Tauranga maps out path for professionals

Tauranga District Council has launched an ambitious Web site, incorporating access to the public library catalogue and maps designed for use by professionals.

Tauranga District Council has launched an ambitious Web site, incorporating access to the public library catalogue and maps designed for use by professionals.

It will also enable the public to find their way to a destination before leaving home.

Prior to the Web site launch, professionals - like surveyors and solicitors - in need of maps would use a terminal at the front counter of the council’s offices to view them and order hard copies, says land information manager Waid Crockett. Now they can do the same without leaving their office.

The professional mapping service - WebView Plus - is provided on a pay-per-view basis, but the less-sophisticated map service provided to the general public (WebView) is free of charge.

Tauranga is the first local authority to include maps to the level of detail provided, Crockett claims.

The public can tell from the maps where reserves are, and on what day the rubbish is collected in a particular area.

"You can type in a street-name and [the system] will zoom straight to it,” he says.

With a Web interface superimposed on the libraries’ Dynex cataloguing system, the user can locate a book by a variety of keys (title, author, etc) and see which library it is in and how many copies are available.

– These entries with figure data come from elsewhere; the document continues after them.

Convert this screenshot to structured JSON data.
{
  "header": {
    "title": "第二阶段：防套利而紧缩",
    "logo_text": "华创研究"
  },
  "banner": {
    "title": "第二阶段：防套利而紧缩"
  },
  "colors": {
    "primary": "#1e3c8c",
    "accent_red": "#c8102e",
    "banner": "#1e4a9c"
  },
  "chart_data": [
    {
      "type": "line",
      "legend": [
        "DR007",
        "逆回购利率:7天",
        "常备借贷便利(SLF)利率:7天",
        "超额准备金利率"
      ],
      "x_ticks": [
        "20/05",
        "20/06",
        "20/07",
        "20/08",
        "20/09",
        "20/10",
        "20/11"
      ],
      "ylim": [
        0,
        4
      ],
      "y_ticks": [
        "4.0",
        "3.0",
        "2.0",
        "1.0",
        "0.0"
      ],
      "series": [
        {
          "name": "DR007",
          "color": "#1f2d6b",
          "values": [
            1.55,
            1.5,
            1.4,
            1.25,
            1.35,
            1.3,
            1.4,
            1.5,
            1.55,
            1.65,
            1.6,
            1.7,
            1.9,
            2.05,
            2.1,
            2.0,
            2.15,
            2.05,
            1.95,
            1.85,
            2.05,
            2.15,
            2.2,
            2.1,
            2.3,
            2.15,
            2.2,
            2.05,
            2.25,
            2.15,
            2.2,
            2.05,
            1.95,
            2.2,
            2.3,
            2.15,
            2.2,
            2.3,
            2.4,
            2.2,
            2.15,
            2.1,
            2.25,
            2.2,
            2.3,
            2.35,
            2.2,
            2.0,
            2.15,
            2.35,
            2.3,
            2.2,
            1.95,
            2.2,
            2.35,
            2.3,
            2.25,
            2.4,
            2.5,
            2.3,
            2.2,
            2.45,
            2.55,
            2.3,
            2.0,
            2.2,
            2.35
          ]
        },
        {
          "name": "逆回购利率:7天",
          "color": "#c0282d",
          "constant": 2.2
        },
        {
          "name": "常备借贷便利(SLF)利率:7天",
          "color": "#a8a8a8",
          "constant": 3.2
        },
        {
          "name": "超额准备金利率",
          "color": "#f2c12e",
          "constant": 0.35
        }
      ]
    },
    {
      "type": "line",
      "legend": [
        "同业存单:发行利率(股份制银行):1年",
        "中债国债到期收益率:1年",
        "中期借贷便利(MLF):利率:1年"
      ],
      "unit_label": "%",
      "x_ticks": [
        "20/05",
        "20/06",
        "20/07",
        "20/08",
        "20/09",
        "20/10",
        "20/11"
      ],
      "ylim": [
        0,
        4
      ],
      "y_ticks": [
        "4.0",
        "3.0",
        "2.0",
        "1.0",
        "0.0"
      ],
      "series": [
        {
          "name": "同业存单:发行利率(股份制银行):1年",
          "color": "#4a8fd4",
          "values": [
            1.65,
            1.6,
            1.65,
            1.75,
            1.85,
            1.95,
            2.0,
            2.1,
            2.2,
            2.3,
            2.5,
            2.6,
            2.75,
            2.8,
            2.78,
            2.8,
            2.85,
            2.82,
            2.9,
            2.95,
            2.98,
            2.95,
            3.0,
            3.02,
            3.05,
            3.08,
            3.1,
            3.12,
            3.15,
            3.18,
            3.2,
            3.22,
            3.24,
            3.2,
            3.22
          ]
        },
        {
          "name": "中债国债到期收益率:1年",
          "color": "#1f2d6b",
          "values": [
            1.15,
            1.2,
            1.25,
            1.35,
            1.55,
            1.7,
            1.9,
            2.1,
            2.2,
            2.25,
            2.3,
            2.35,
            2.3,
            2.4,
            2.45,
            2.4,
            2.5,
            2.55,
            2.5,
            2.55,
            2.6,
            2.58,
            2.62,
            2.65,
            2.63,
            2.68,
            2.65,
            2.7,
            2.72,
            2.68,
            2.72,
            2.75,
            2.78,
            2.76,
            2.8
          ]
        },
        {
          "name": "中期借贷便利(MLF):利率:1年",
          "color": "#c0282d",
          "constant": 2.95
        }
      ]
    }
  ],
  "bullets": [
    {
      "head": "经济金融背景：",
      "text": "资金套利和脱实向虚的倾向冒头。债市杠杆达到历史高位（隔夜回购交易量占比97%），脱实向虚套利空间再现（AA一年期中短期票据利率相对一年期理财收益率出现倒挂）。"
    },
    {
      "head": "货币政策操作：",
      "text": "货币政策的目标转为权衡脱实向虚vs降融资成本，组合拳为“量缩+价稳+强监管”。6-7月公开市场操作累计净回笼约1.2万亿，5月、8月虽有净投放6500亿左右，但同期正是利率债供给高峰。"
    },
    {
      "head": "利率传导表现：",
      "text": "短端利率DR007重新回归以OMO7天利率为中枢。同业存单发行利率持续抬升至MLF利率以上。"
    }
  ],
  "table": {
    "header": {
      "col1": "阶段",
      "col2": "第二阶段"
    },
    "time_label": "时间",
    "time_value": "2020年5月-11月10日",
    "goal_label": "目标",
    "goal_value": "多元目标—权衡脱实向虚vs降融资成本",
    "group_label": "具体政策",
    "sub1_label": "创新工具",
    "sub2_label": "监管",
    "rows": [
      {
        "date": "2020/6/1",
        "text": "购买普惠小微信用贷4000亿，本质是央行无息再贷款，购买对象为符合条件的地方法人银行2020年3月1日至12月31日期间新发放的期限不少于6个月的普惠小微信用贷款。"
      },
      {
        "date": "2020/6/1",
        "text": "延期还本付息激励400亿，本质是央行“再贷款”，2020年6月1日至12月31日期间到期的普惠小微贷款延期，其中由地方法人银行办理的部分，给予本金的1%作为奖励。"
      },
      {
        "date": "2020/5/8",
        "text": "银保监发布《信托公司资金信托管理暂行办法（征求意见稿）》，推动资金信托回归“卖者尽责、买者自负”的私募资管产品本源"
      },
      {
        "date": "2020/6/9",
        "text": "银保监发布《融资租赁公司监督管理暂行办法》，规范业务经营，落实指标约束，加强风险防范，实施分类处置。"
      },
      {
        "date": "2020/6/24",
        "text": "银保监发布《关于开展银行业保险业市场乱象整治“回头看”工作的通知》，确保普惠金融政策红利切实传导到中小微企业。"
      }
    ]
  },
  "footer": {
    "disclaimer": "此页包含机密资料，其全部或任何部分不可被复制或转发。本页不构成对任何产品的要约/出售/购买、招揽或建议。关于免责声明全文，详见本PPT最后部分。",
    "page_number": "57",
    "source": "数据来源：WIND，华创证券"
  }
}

“By putting in your library card number and a PIN, you can reserve books, or check and change your personal details, all on the PC.”

This, he acknowledges, is not unique. Other local authorities provide the same level of service from their libraries.

The Tauranga Web site was created economically, Crockett says.

“Development cost of equivalent sites typically runs into six figures,” he says.

“We had a budget of $46,000, and we came in below it. The mapping only cost us $5,000.”

The site also includes aerial photographs of the district and a collection of photographs showing how it has changed over time, as well as the expected local government information.

More improvements will follow, probably on a six-monthly upgrade basis, Crockett says. People may soon be able to lodge applications for building consents and the like online.